Earlier this week, Dr. Ali Khalif Galaydh passed away in Jijiga, Ethiopia. For many Somalis, he was a methodical statesman, a brilliant orator, and a champion of Somali nationalism. He was Aabo for me, Milgo, Waleed, and Aisha.
Growing up in Upstate New York, I knew very little about Aabo’s work as a troublesome five-year-old. I simply wanted Aabo to entertain me instead of discussing siyaasada. One evening, CNN highlighted Somali children starving throughout Somalia in the aftermath of the Civil War. I could not believe children who looked like me were fearing for their lives. In that indelible moment, Aabo passionately explained he was busy with siyaasada to help create better opportunities for all Somalis.
I am so proud of what Aabo tirelessly invested in his motherland. Aabo easily could have avoided Somali politics and maintained one of his professorships. Even in-between his professorships, he established a telecommunications company that is still around today. Aabo’s continual thirst for knowledge impressed me far more than what his CV detailed: this was a man who read numerous newspapers a day, has a collection of thousands of books, and who charmed a Polish cab driver in New York City about the history of his small municipality.

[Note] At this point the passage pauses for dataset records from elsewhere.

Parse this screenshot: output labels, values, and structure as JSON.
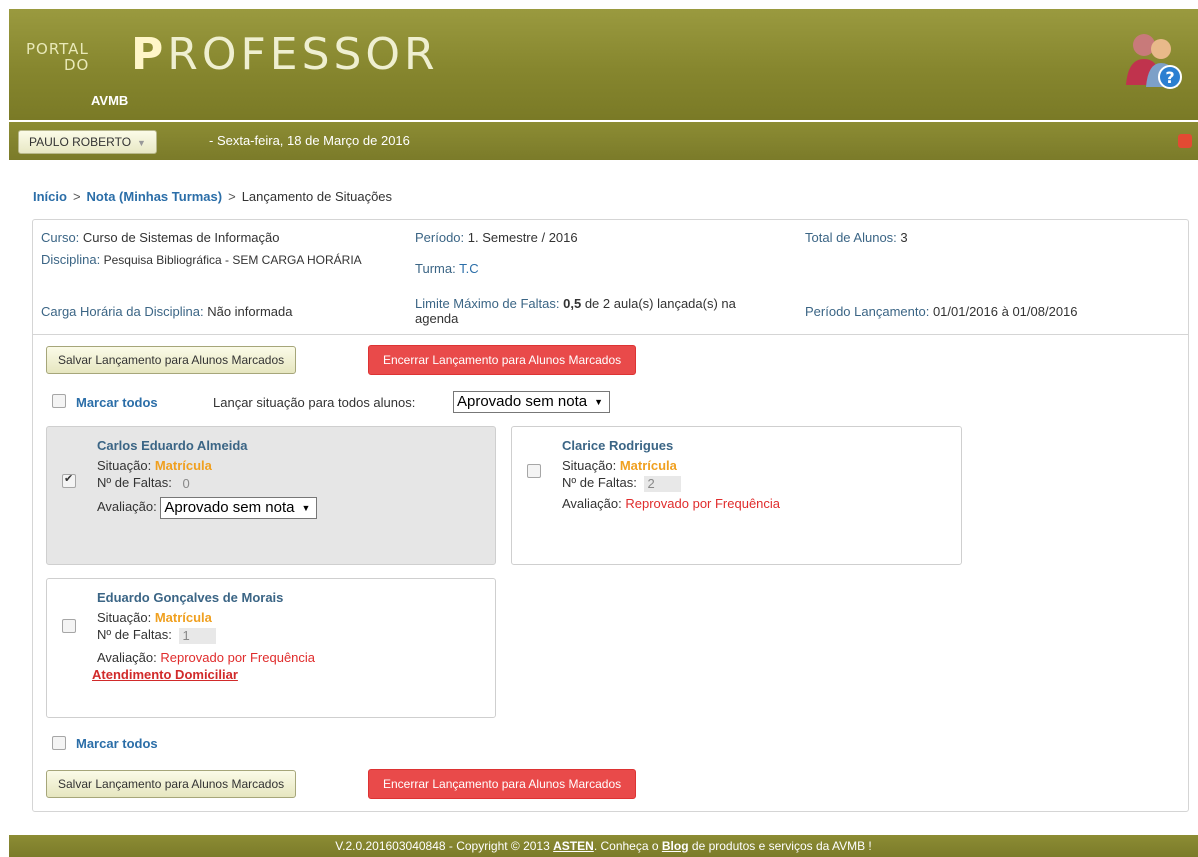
{
  "header": {
    "logo_small_line1": "PORTAL",
    "logo_small_line2": "DO",
    "logo_big_first": "P",
    "logo_big_rest": "ROFESSOR",
    "logo_sub": "AVMB",
    "user_name": "PAULO ROBERTO",
    "date": "- Sexta-feira, 18 de Março de 2016",
    "icons": [
      "users-help-icon",
      "power-icon",
      "chevron-down-icon"
    ]
  },
  "breadcrumb": {
    "home": "Início",
    "sep1": ">",
    "turmas": "Nota (Minhas Turmas)",
    "sep2": ">",
    "current": "Lançamento de Situações"
  },
  "info": {
    "curso_label": "Curso:",
    "curso": "Curso de Sistemas de Informação",
    "periodo_label": "Período:",
    "periodo": "1. Semestre / 2016",
    "total_label": "Total de Alunos:",
    "total": "3",
    "disciplina_label": "Disciplina:",
    "disciplina": "Pesquisa Bibliográfica - SEM CARGA HORÁRIA",
    "turma_label": "Turma:",
    "turma": "T.C",
    "carga_label": "Carga Horária da Disciplina:",
    "carga": "Não informada",
    "limite_label": "Limite Máximo de Faltas:",
    "limite_val": "0,5",
    "limite_rest": "de 2 aula(s) lançada(s) na agenda",
    "periodo_lanc_label": "Período Lançamento:",
    "periodo_lanc": "01/01/2016 à 01/08/2016"
  },
  "actions": {
    "save_label": "Salvar Lançamento para Alunos Marcados",
    "end_label": "Encerrar Lançamento para Alunos Marcados",
    "mark_all": "Marcar todos",
    "launch_all_label": "Lançar situação para todos alunos:",
    "launch_all_value": "Aprovado sem nota"
  },
  "students": [
    {
      "name": "Carlos Eduardo Almeida",
      "checked": true,
      "situacao_label": "Situação:",
      "situacao": "Matrícula",
      "faltas_label": "Nº de Faltas:",
      "faltas": "0",
      "avaliacao_label": "Avaliação:",
      "avaliacao": "Aprovado sem nota"
    },
    {
      "name": "Clarice Rodrigues",
      "checked": false,
      "situacao_label": "Situação:",
      "situacao": "Matrícula",
      "faltas_label": "Nº de Faltas:",
      "faltas": "2",
      "avaliacao_label": "Avaliação:",
      "avaliacao": "Reprovado por Frequência"
    },
    {
      "name": "Eduardo Gonçalves de Morais",
      "checked": false,
      "situacao_label": "Situação:",
      "situacao": "Matrícula",
      "faltas_label": "Nº de Faltas:",
      "faltas": "1",
      "avaliacao_label": "Avaliação:",
      "avaliacao": "Reprovado por Frequência",
      "extra_link": "Atendimento Domiciliar"
    }
  ],
  "footer": {
    "text1": "V.2.0.201603040848 - Copyright © 2013",
    "asten": "ASTEN",
    "text2": ". Conheça o",
    "blog": "Blog",
    "text3": "de produtos e serviços da AVMB !"
  }
}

Now, at 31, I am largely cynical of the political trajectory of Somalia. For the past 10 days, I’ve been able to absorb Mogadishu for the first time while grieving. A common indictment on the United States has been the socioeconomic divide between the haves and the have nots. In Mogadishu, I see a more painful divide – businesspersons and members of parliament (MPs) have consciously embraced the chaos for power and massive monetary gains while thousands aimlessly wander a war-torn capital. How is it that the only country on the African continent with a homogenous population and one religion is moving at a snail’s pace nearly 30 years after a Civil War? What would the great Sayid Mohammed Abdullah Hassan say today?

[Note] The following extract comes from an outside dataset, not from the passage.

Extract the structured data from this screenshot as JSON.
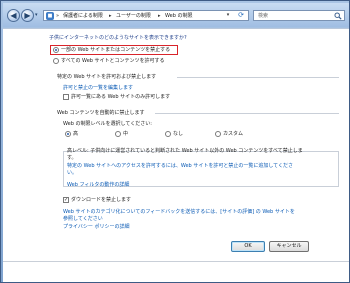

Qabil is a double-edged sword for the Somali people. The Political Scientist Joel S. Migdal has argued that developing countries that have strong societies typically have weak states. Professor Migdal’s assertion could not be truer for Somalis. We are a people who can laugh and bicker sans a centralized state. A centralized state would provide two essential needs for Somalis – a security apparatus and a national constitution. If regional and national leaders do not address the aforementioned needs, other state actors will continue to divide the country and puppeteer their respective agendas.

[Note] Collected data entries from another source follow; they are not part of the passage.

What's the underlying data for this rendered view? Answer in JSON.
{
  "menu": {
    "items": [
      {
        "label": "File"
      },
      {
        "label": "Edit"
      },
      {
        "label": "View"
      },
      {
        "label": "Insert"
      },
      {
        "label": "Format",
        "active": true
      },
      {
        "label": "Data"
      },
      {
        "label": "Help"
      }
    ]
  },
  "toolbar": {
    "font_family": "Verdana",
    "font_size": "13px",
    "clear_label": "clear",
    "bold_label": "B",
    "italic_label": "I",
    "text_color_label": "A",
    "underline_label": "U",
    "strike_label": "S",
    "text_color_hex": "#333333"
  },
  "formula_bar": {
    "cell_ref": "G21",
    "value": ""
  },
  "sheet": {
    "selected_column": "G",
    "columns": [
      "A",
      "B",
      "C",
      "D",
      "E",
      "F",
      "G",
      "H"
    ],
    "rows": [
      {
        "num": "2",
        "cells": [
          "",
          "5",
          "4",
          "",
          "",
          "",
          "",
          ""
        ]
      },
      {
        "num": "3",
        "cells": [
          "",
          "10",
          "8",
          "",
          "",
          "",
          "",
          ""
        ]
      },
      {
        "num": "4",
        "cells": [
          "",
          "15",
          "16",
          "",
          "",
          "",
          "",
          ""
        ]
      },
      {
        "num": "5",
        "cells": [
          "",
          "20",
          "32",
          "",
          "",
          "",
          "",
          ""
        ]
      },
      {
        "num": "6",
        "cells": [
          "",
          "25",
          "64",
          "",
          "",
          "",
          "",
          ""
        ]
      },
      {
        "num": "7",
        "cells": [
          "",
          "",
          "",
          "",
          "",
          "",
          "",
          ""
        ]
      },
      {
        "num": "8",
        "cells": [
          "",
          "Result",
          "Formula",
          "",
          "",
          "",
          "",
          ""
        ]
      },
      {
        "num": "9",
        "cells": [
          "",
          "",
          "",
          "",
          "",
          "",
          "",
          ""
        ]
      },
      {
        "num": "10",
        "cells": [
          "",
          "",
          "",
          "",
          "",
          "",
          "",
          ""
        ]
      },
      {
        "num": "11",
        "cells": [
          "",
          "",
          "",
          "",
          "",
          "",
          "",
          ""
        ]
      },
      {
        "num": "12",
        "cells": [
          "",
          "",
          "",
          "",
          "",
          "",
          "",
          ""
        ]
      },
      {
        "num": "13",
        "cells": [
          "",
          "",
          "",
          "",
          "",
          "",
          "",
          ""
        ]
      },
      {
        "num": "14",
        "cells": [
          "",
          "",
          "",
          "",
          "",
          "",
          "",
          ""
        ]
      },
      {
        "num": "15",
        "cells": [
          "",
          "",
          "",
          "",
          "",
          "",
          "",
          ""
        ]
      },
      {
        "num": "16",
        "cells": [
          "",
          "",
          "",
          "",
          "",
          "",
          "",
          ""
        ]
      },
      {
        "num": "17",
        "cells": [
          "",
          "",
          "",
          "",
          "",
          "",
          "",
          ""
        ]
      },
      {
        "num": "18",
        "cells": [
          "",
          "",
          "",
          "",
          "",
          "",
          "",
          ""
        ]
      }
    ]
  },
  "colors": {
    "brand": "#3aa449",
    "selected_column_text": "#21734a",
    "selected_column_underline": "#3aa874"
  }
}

I have two suggestions with national elections a few months away, 1) regional leaders should fully embrace federalism and national unity and 2) women should play a larger role in regional and national politics. Regional leaders must now bolster President Mohamed’s government in Mogadishu. A united Somalia is the only viable solution. We are one people.
Additionally, it is baffling women have played such a limited role in regional and national politics. As Somali men in the diaspora go through melodrama, Somali women are busy outnumbering them in undergraduate and graduate programs.
I felt unity during Aabo’s janazah. I would like to thank the Somali federal government and the various regional delegations for facilitating Aabo’s state-sanctioned janazah and burial in Mogadishu. Aabo will not see a united and prosperous Somalia; there’s a fair chance we also will not see it if we do not seize the moment.